We are at the dawn of a new consciousness, a radically fresh approach to our life as the human family in a fragile world.  This birth into a new awareness, into a new set of historical circumstances, appears in a number of shifts in our understanding:

  • The emergence of ecological awareness and sensitivity to the natural organic world, with an acknowledgment of the basic fragility of the earth.
  • A growing sense of the rights of other species.
  • A recognition of the interdependence of all domains of life and reality.
  • The ideal of abandoning a militant nationalism as a result of this tangible sense of our essential interdependence.
  • A deep, evolving experience of community between and among the religions through their individual members.
  • The growing receptivity to the inner treasures of the world’s religions.
  • An openness to the cosmos, with the realization that the relationship between humans and the earth is part of a larger community of the universe.

Each of these shifts represents dramatic change; taken together, they will define the thought and culture of the third millenium.   … We could really name [this] age after any of of these shifts in understanding.  To encompass them all, however, perhaps the best name for this new segment of historical experience is the Interspiritual Age.

All of these awarenesses are interrelated, and each is indispensable to clearly grasping the greater shift taking place, a shift that will sink roots deep into our lives and culture.   Taken together, they are preparing the way for a universal civilization: a civilization with a heart.  These aspects of spirituality will shape how we conduct politics and education; how we envision our economies, media, and entertainment; and how we develop our relationship with the natural world, while pursuing our quality of life.

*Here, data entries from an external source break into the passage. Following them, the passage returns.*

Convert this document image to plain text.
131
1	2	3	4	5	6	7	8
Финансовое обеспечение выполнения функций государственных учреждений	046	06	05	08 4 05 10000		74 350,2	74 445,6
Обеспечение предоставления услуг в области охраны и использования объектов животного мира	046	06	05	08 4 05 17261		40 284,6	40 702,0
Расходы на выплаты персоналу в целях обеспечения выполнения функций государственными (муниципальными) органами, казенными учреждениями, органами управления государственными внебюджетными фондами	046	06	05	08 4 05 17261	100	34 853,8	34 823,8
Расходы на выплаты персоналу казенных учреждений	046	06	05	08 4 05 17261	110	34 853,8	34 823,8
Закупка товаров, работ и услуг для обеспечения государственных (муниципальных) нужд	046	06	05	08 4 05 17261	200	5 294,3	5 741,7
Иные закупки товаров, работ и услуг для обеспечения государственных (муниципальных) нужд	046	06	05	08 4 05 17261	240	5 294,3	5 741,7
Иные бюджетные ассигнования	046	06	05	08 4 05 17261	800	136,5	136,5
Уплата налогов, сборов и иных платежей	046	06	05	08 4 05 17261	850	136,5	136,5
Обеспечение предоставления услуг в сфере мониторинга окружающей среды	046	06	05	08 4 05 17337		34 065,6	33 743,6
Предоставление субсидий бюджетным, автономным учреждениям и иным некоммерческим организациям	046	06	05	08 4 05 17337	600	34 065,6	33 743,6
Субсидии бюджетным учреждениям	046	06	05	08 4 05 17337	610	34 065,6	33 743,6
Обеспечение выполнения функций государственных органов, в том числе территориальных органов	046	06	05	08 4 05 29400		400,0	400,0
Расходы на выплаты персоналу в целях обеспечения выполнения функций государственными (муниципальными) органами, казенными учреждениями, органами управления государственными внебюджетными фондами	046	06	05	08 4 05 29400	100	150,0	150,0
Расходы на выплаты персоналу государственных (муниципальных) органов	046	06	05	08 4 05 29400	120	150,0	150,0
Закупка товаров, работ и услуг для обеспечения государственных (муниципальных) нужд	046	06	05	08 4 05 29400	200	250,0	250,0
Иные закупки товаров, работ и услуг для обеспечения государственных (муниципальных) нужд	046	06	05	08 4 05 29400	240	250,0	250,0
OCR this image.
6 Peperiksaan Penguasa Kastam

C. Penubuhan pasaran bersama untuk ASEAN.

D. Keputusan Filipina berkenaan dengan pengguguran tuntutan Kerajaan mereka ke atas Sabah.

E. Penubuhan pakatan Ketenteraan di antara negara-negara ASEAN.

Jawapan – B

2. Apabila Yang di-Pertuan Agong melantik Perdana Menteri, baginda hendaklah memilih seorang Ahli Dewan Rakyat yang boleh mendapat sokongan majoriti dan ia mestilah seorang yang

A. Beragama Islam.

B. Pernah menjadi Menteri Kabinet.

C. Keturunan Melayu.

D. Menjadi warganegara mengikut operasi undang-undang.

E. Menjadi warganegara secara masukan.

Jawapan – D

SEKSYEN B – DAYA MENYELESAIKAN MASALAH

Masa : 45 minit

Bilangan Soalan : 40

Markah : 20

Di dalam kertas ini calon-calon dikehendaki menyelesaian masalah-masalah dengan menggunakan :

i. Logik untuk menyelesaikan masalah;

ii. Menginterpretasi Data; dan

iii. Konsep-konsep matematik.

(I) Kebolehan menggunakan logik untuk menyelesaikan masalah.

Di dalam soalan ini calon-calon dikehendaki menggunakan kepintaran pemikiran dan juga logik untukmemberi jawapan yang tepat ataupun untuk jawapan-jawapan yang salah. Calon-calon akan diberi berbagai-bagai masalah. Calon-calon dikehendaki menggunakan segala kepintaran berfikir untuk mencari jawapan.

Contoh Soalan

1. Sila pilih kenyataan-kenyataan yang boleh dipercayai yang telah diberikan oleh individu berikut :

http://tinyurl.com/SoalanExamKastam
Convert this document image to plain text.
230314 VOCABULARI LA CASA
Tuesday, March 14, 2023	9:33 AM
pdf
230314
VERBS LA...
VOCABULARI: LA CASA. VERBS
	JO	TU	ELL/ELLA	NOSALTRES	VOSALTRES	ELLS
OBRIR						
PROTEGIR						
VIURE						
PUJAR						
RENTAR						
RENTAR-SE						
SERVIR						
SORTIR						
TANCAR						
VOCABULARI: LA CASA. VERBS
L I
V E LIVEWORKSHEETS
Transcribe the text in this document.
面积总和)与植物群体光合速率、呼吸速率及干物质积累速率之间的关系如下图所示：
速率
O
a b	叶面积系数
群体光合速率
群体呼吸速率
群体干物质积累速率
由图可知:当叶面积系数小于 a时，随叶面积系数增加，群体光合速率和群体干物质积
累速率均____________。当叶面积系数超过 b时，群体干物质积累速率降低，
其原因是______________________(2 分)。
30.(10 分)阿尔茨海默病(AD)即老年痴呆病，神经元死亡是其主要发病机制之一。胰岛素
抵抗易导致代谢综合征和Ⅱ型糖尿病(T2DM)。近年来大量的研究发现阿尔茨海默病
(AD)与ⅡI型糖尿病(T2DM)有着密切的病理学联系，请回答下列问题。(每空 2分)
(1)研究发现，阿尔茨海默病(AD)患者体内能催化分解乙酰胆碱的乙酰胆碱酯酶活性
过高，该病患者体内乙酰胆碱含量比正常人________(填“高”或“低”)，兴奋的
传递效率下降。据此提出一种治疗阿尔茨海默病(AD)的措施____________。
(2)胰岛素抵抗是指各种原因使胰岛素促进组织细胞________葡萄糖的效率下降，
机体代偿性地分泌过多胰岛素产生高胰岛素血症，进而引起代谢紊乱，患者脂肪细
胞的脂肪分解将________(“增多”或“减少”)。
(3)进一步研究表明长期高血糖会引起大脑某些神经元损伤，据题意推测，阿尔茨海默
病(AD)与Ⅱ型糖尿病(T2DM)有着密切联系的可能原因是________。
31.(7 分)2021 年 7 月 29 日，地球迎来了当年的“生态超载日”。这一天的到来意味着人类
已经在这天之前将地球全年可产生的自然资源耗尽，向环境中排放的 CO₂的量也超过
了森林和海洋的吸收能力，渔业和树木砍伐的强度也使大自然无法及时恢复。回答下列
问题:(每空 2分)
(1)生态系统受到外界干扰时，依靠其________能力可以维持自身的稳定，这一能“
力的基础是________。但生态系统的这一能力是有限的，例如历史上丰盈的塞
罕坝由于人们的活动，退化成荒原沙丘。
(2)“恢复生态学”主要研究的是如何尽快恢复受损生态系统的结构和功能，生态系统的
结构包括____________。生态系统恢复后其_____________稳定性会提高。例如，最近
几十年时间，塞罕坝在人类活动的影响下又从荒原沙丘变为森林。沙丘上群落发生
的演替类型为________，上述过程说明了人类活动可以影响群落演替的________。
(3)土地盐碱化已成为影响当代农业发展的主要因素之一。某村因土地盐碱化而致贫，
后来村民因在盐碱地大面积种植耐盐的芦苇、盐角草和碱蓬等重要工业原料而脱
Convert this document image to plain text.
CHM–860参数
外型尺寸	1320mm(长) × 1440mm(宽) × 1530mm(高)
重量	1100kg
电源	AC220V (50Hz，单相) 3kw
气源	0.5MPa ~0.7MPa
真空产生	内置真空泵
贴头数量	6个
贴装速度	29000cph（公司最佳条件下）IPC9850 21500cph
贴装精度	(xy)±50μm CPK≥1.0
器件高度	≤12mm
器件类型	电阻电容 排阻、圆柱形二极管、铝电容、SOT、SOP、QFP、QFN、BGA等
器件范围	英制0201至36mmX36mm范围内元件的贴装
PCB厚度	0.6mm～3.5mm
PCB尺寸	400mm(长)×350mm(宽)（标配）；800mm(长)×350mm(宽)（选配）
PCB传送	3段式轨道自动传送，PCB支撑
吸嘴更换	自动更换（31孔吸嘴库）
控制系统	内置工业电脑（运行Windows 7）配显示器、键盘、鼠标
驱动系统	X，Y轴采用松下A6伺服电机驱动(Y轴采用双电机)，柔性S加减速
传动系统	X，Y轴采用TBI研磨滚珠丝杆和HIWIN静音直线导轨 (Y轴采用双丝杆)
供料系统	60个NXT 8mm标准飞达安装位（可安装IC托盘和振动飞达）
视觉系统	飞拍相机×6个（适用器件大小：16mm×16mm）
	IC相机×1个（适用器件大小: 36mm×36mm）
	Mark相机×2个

Interdependence is an inescapable fact of our contemporary world.  … A spiritual interdependence also exists between and among the world’s religions.  This interdependence is more subtle, though the actual impact of traditions on each other is clearly discernable in history.  …The spiritual interdependence is often indirect and thus not clearly seen.  But it is nonetheless real.  …When we examine  relations among the religions today, we find traditions increasingly discovering and pursuing a real experience of community, especially among individuals.  This existential realization arises from actual encounters between people of different traditions.

Interspirituality and intermysticism are terms I have coined to designate the increasingly familiar phenomenon of cross-religious sharing of interior resources, the spiritual treasures of each tradition.  …In the third millennium, interspirituality and intermysticism will become more and more the norm in humankind’s inner evolution." 

"I am always inspired by genuine acts of selflessness.  …This quality of love is the natural fruit of the mystical life and the contemplative character, and it is the nature and fullness of this character [which defines] the elements of mature interspirituality:  actual moral capacity, solidarity with all living beings, deep nonviolence, humility, spiritual practice, mature self-knowledge, simplicity of life, selfless service and compassionate action, and the prophetic voice."